If I can say anything, LISTEN to what these wonderful people say. They are not bodyless people on the internet, they are real people with real experience, and we all, even me with very little wisdom, want the best for you. \
Is it possible for you to get out? Do you have a plan and a place to go and enogh money yet? Does your husband know of your intentions?
Posted 30 June 2010 - 09:03 AM
Yes, I can.
While I was "in," I spent years struggling to make sense of the Antichrist's behavior, trying to tread lightly so that I would never anger him, but that just isn't possible with an abuser. Your behavior does not cause his abuse. His own lack of self worth, his entitlements, and his distorted views of relationships cause the abuse...and the chances that he will change, even with years of intense therapy, are very, very slim.
The more that you read and understand, the more you'll come to realize that you don't have the power to change him, you can only change yourself and your own circumstances.
Are you in counseling? If not, I'd highly recommend seeking out a therapist who has a deep understanding of domestic violence. You could begin by calling your local DV center.

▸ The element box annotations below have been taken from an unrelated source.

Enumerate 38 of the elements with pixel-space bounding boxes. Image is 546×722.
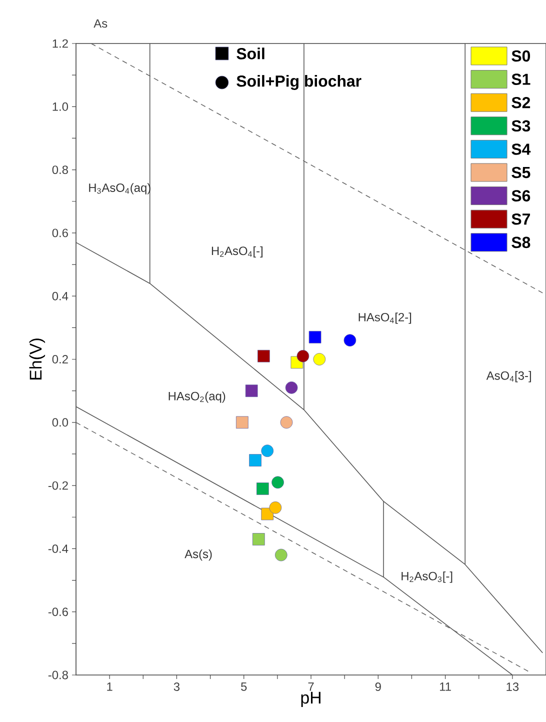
- legend-label: S1: [512, 74, 530, 85]
- x-tick-label: 1: [107, 682, 112, 691]
- x-tick-label: 7: [308, 682, 314, 691]
- y-tick-label: -0.6: [48, 608, 68, 616]
- x-tick-label: 11: [440, 682, 451, 691]
- legend-label: S6: [512, 190, 530, 202]
- x-tick-label: 3: [174, 682, 180, 691]
- legend-label: S5: [512, 166, 530, 178]
- y-tick-label: 0.8: [52, 166, 68, 174]
- y-tick-label: 1.2: [52, 39, 68, 48]
- legend-label: S8: [512, 236, 530, 248]
- legend-label: Soil+Pig biochar: [236, 75, 362, 90]
- y-tick-label: 1.0: [52, 102, 68, 111]
- annotation: As(s): [184, 549, 212, 561]
- annotation: AsO$_{4}$[3-]: [486, 371, 531, 382]
- annotation: HAsO$_{2}$(aq): [168, 392, 226, 403]
- y-tick-label: -0.2: [48, 481, 68, 490]
- y-tick-label: 0.2: [52, 355, 68, 364]
- x-tick-label: 9: [375, 682, 381, 691]
- legend-label: S2: [512, 96, 530, 108]
- legend-label: S0: [512, 50, 530, 62]
- annotation: H$_{2}$AsO$_{4}$[-]: [212, 246, 262, 258]
- legend-label: Soil: [236, 48, 264, 60]
- y-tick-label: 0.4: [52, 292, 68, 300]
- x-tick-label: 13: [506, 682, 519, 691]
- annotation: HAsO$_{4}$[2-]: [358, 312, 412, 324]
- legend-label: S3: [512, 120, 530, 132]
- x-tick-label: 5: [241, 682, 247, 691]
- annotation: H$_{2}$AsO$_{3}$[-]: [402, 572, 452, 583]
- y-tick-label: 0.6: [52, 228, 68, 238]
- y-tick-label: 0.0: [52, 418, 68, 427]
- x-axis-title: pH: [301, 692, 320, 707]
- chart-title: As: [94, 19, 108, 28]
- y-tick-label: -0.4: [48, 544, 68, 553]
- legend-label: S7: [512, 213, 530, 225]
- y-axis-title: Eh(V): [29, 338, 46, 380]
- legend-label: S4: [512, 144, 531, 155]
- y-tick-label: -0.8: [48, 670, 68, 680]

Posted 30 June 2010 - 09:17 AM
You did not make him hit you...no one has that kind of power over another person's actions. He is an adult and responsible for his behavior, even when angry.
Abuse occurs across all socio-economic groups, all educational levels, etc. As others have said, there are a number of well educated professionals here. I have a PhD and am a college professor and so was my abusive xh.
Please consider everyone's advice to contact your local DV center-they have a wealth of services and their counseling (both individual and group) can be a lifesaver. I was apprehensive about going to the group sessions at first, worried that I'd feel out of place-but I found that I fit in quite well. There were other well educated professional women trying to make sense of what had happened to them and trying to figure out what they were going to do.
Posted 30 June 2010 - 09:58 AM
but he CERTAINLY fits the bill of terrible husband!
Sorry you had to find us, but so glad you DID...
Posted 30 June 2010 - 11:59 AM
Have you read Lundy Bancroft's book 'Why Does He Do That?' It is excellent and very eye-opening. It helps you to understand the dynamics of abuse, the different kinds of abuse, the goals of abusive people and many other things.
Please be nice to yourself and take care of yourself.